In its latest World Economic Outlook (WEO), the IMF stated that Global real GDP grew at 3.4 percent last year and is forecast to grow at only 3.1 percent this year. Growth is expected to rebound to 3.6 percent next year.
 
"The IMF’s latest World Economic Outlook (WEO) foresees lower global growth compared to last year, with modest pickup in advanced economies and a slowing in emerging markets, primarily reflecting weakness in some large emerging economies and oil-exporting countries," the IMF stated.
 
“Six years after the world economy emerged from its broadest and deepest postwar recession, the holy grail of robust and synchronized global expansion remains elusive,” said Maurice Obstfeld, the IMF Economic Counsellor and Director of the Research Department.
 
“Despite considerable differences in country-specific outlooks, the new forecasts mark down expected near-term growth marginally but nearly across the board.

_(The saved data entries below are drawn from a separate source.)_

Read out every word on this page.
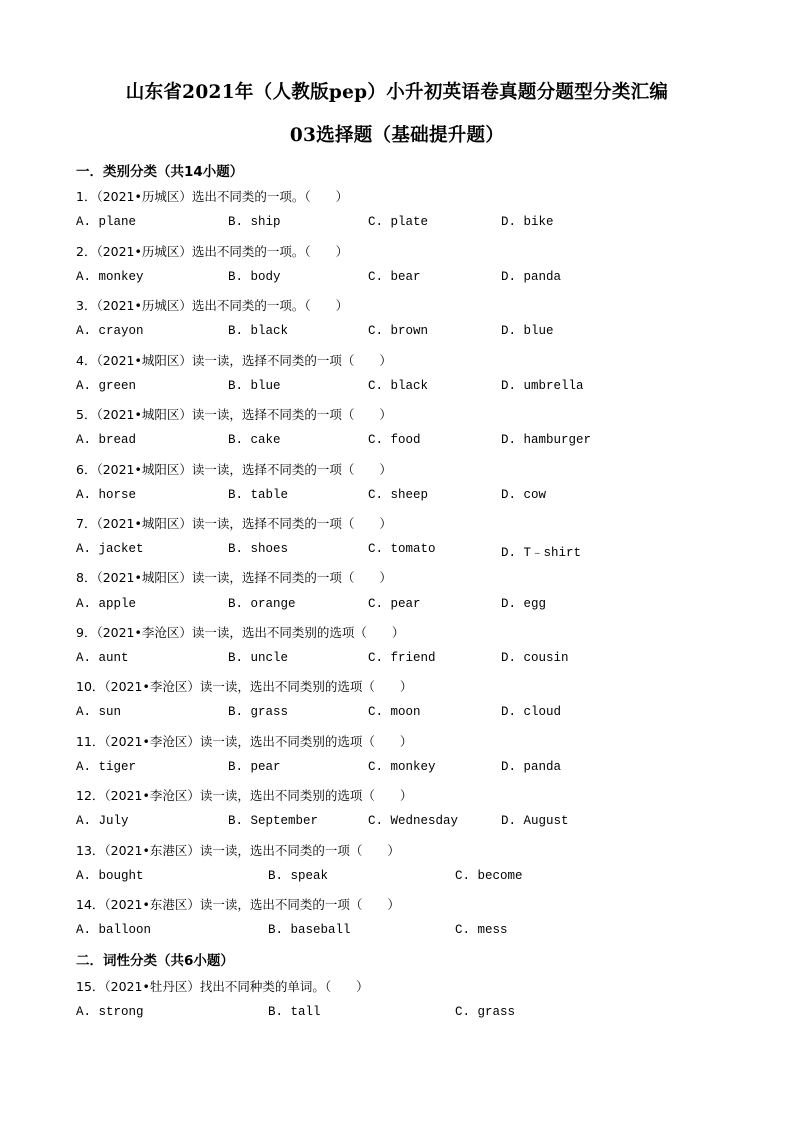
山东省2021年（人教版pep）小升初英语卷真题分题型分类汇编
03选择题（基础提升题）
一．类别分类（共14小题）
1．（2021•历城区）选出不同类的一项。（　　）
A. plane	B. ship	C. plate	D. bike
2．（2021•历城区）选出不同类的一项。（　　）
A. monkey	B. body	C. bear	D. panda
3．（2021•历城区）选出不同类的一项。（　　）
A. crayon	B. black	C. brown	D. blue
4．（2021•城阳区）读一读，选择不同类的一项（　　）
A. green	B. blue	C. black	D. umbrella
5．（2021•城阳区）读一读，选择不同类的一项（　　）
A. bread	B. cake	C. food	D. hamburger
6．（2021•城阳区）读一读，选择不同类的一项（　　）
A. horse	B. table	C. sheep	D. cow
7．（2021•城阳区）读一读，选择不同类的一项（　　）
A. jacket	B. shoes	C. tomato	D. T﹣shirt
8．（2021•城阳区）读一读，选择不同类的一项（　　）
A. apple	B. orange	C. pear	D. egg
9．（2021•李沧区）读一读，选出不同类别的选项（　　）
A. aunt	B. uncle	C. friend	D. cousin
10．（2021•李沧区）读一读，选出不同类别的选项（　　）
A. sun	B. grass	C. moon	D. cloud
11．（2021•李沧区）读一读，选出不同类别的选项（　　）
A. tiger	B. pear	C. monkey	D. panda
12．（2021•李沧区）读一读，选出不同类别的选项（　　）
A. July	B. September	C. Wednesday	D. August
13．（2021•东港区）读一读，选出不同类的一项（　　）
A. bought	B. speak	C. become
14．（2021•东港区）读一读，选出不同类的一项（　　）
A. balloon	B. baseball	C. mess
二．词性分类（共6小题）
15．（2021•牡丹区）找出不同种类的单词。（　　）
A. strong	B. tall	C. grass
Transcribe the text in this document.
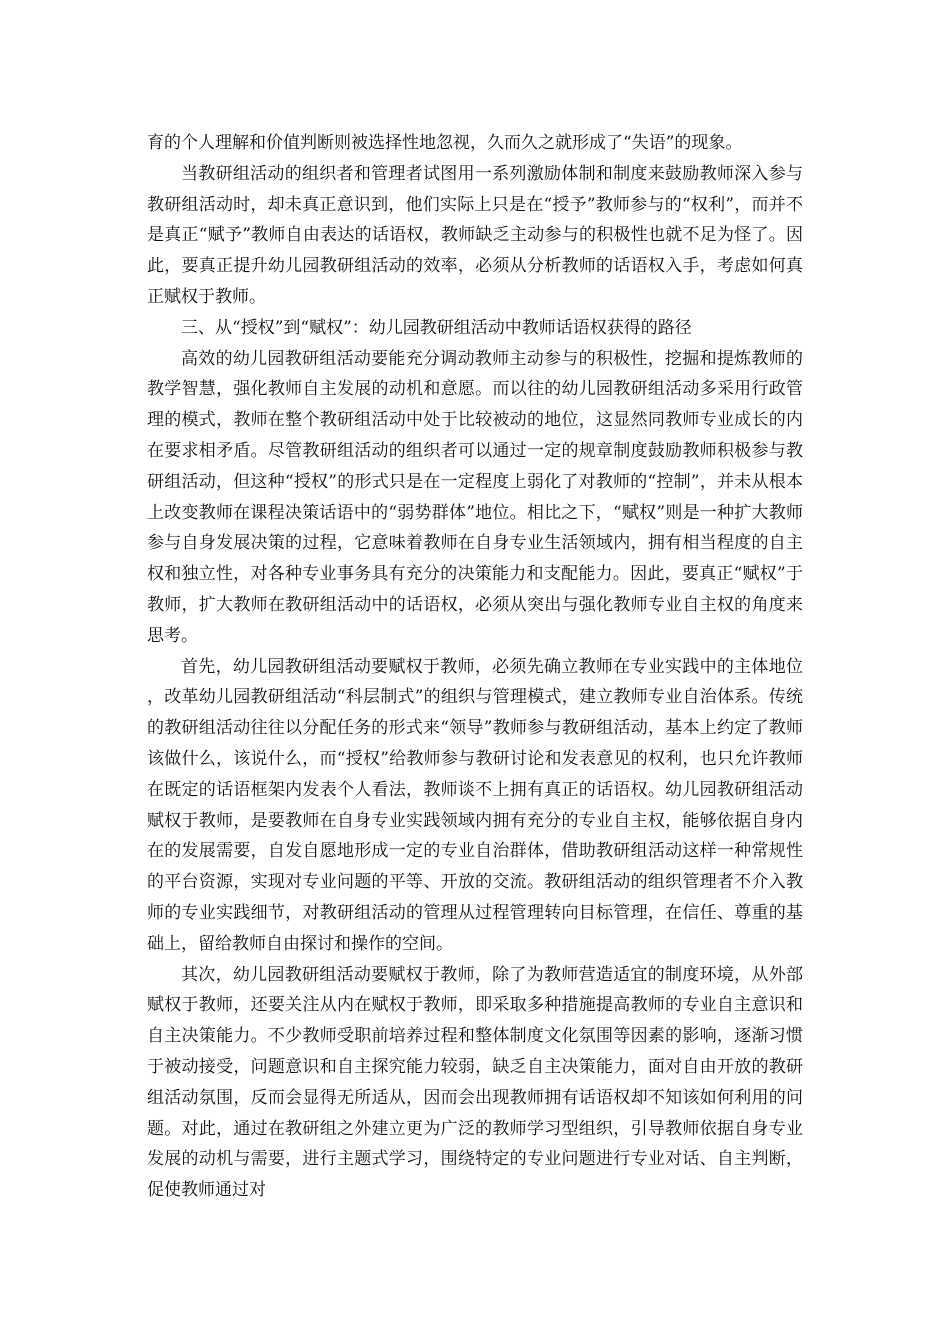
育的个人理解和价值判断则被选择性地忽视，久而久之就形成了“失语”的现象。

当教研组活动的组织者和管理者试图用一系列激励体制和制度来鼓励教师深入参与教研组活动时，却未真正意识到，他们实际上只是在“授予”教师参与的“权利”，而并不是真正“赋予”教师自由表达的话语权，教师缺乏主动参与的积极性也就不足为怪了。因此，要真正提升幼儿园教研组活动的效率，必须从分析教师的话语权入手，考虑如何真正赋权于教师。

三、从“授权”到“赋权”：幼儿园教研组活动中教师话语权获得的路径

高效的幼儿园教研组活动要能充分调动教师主动参与的积极性，挖掘和提炼教师的教学智慧，强化教师自主发展的动机和意愿。而以往的幼儿园教研组活动多采用行政管理的模式，教师在整个教研组活动中处于比较被动的地位，这显然同教师专业成长的内在要求相矛盾。尽管教研组活动的组织者可以通过一定的规章制度鼓励教师积极参与教研组活动，但这种“授权”的形式只是在一定程度上弱化了对教师的“控制”，并未从根本上改变教师在课程决策话语中的“弱势群体”地位。相比之下，“赋权”则是一种扩大教师参与自身发展决策的过程，它意味着教师在自身专业生活领域内，拥有相当程度的自主权和独立性，对各种专业事务具有充分的决策能力和支配能力。因此，要真正“赋权”于教师，扩大教师在教研组活动中的话语权，必须从突出与强化教师专业自主权的角度来思考。

首先，幼儿园教研组活动要赋权于教师，必须先确立教师在专业实践中的主体地位，改革幼儿园教研组活动“科层制式”的组织与管理模式，建立教师专业自治体系。传统的教研组活动往往以分配任务的形式来“领导”教师参与教研组活动，基本上约定了教师该做什么，该说什么，而“授权”给教师参与教研讨论和发表意见的权利，也只允许教师在既定的话语框架内发表个人看法，教师谈不上拥有真正的话语权。幼儿园教研组活动赋权于教师，是要教师在自身专业实践领域内拥有充分的专业自主权，能够依据自身内在的发展需要，自发自愿地形成一定的专业自治群体，借助教研组活动这样一种常规性的平台资源，实现对专业问题的平等、开放的交流。教研组活动的组织管理者不介入教师的专业实践细节，对教研组活动的管理从过程管理转向目标管理，在信任、尊重的基础上，留给教师自由探讨和操作的空间。

其次，幼儿园教研组活动要赋权于教师，除了为教师营造适宜的制度环境，从外部赋权于教师，还要关注从内在赋权于教师，即采取多种措施提高教师的专业自主意识和自主决策能力。不少教师受职前培养过程和整体制度文化氛围等因素的影响，逐渐习惯于被动接受，问题意识和自主探究能力较弱，缺乏自主决策能力，面对自由开放的教研组活动氛围，反而会显得无所适从，因而会出现教师拥有话语权却不知该如何利用的问题。对此，通过在教研组之外建立更为广泛的教师学习型组织，引导教师依据自身专业发展的动机与需要，进行主题式学习，围绕特定的专业问题进行专业对话、自主判断，促使教师通过对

Moreover, downside risks to the world economy appear more pronounced than they did just a few months ago,” Obstfeld said.
 
These forecasts reflect a world economy that is at the intersection of at least three powerful forces, Obstfeld noted. 
 
"First, China’s economic transformation—away from export- and investment-led growth and manufacturing, in favor of a greater focus on consumption and services; second, and related, the fall in commodity prices; and third, the impending increase in U.S. interest rates, which can have global repercussions and add to current uncertainties," the IMF survey stated.
 
In this global environment, with the risk of low growth for a long time, the WEO underlines the need for policymakers to raise actual and potential growth.